Ya comenzaba a sentirme mareada cuando me excusé para ir al sanitario.

Caminé lentamente por el pasillo y al llegar, no tardé en aferrarme al lavamanos. Podía escuchar el sonido de la fiesta amortiguado: el golpe del bajo, risas, pasos, puertas abriéndose. No había muchas chicas en el baño, por suerte, solo un par retocándose el maquillaje.

Me incliné hacia el grifo y abrí el agua fría, mojándome la nuca y las muñecas para obligar a mi cuerpo a tranquilizarse. Respiré profundamente varias veces, cerrando mis ojos mientras pensaba en cómo salir sin que Kaspar me viera.

Tal vez todo era más simple de lo que mi cabeza insistía en complicar: solo tenía que decirle que no me gustaba estar aquí. Seguro cualquier excusa serviría; cansancio, dolor de cabeza, lo que fuera. Él lo entendería.

El plan era perfecto siempre que lograra salir del baño sin llamar la atención. Si me cruzaba con él de nuevo, sonreiría, diría que necesitaba descansar… y me esfumaría. Fácil. O al menos eso quería creer.

Repetí ese discurso mental como un mantra mientras salía del sanitario y me encaminaba hacia el salón. Alcancé a dar apenas un par de pasos cuando una puerta se abrió de golpe a mi lado y una mano fuerte se cerró alrededor de mi muñeca, tirando de mí hacia el interior.

Solté un jadeo ahogado, el corazón trepándome al cuello, hasta que la familiar cabellera negra apareció frente a mí. Fue entonces cuando el olor a desinfectante y una fila de urinarios alineados frente a la pared me hicieron parpadear.

Estábamos en el baño de hombres.

—¿Qué est...?

—Sh. Espera un segundo —murmuró, abriendo la puerta de un cubículo.

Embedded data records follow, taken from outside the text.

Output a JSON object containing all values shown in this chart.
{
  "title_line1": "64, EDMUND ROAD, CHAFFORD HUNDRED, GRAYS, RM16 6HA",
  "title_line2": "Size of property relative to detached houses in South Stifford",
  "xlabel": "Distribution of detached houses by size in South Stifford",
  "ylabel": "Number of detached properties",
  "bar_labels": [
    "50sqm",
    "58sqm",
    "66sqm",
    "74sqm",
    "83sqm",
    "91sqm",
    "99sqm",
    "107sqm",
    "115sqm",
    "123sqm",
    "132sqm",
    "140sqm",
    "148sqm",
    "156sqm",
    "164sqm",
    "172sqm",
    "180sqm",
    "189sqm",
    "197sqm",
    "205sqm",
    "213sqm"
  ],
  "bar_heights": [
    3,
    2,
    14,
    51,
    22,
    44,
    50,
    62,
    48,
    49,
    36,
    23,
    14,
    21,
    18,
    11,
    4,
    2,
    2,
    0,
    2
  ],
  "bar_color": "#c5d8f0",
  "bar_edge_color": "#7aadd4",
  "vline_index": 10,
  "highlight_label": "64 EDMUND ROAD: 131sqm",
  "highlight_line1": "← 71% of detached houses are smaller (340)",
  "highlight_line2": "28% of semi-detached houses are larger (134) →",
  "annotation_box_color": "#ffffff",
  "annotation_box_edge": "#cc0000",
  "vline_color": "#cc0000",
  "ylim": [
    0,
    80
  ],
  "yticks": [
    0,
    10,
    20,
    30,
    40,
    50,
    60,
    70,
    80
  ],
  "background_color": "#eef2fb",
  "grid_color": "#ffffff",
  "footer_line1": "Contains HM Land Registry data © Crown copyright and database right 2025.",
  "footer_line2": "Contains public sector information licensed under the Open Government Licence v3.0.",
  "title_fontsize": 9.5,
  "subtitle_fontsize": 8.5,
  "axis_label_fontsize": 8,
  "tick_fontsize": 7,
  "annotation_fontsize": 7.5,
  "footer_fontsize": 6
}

El espacio se volvió de repente demasiado pequeño. Cuando Sebastián se giró y nuestros ojos se encontraron, sentí la puerta del cubículo tocarme la espalda al intentar poner distancia. Mi ceño se frunció con confusión.

—¿Estás bien?

La pregunta me tomó completamente desprevenida.

—¿Disculpa?

—No parecías estar bien cuando fuiste al baño —explicó tranquilamente—. ¿Te sientes mal?

Parpadeé. No terminaba de entender lo que estaba pasando.

—Solo necesitaba... un poco de aire —murmuré—. Hablar con muchas personas me drena la energía.

Una sonrisa breve curvó sus labios mientras asentía.

—Lo imaginé. Tenías cara de querer morir ahí afuera.

Lo miré con una mezcla de indignación y desconcierto.

—¿Me encerraste aquí para burlarte de mí?

Él negó con la cabeza sin prisa, como si no buscara poner una excusa a mi repentina acusación.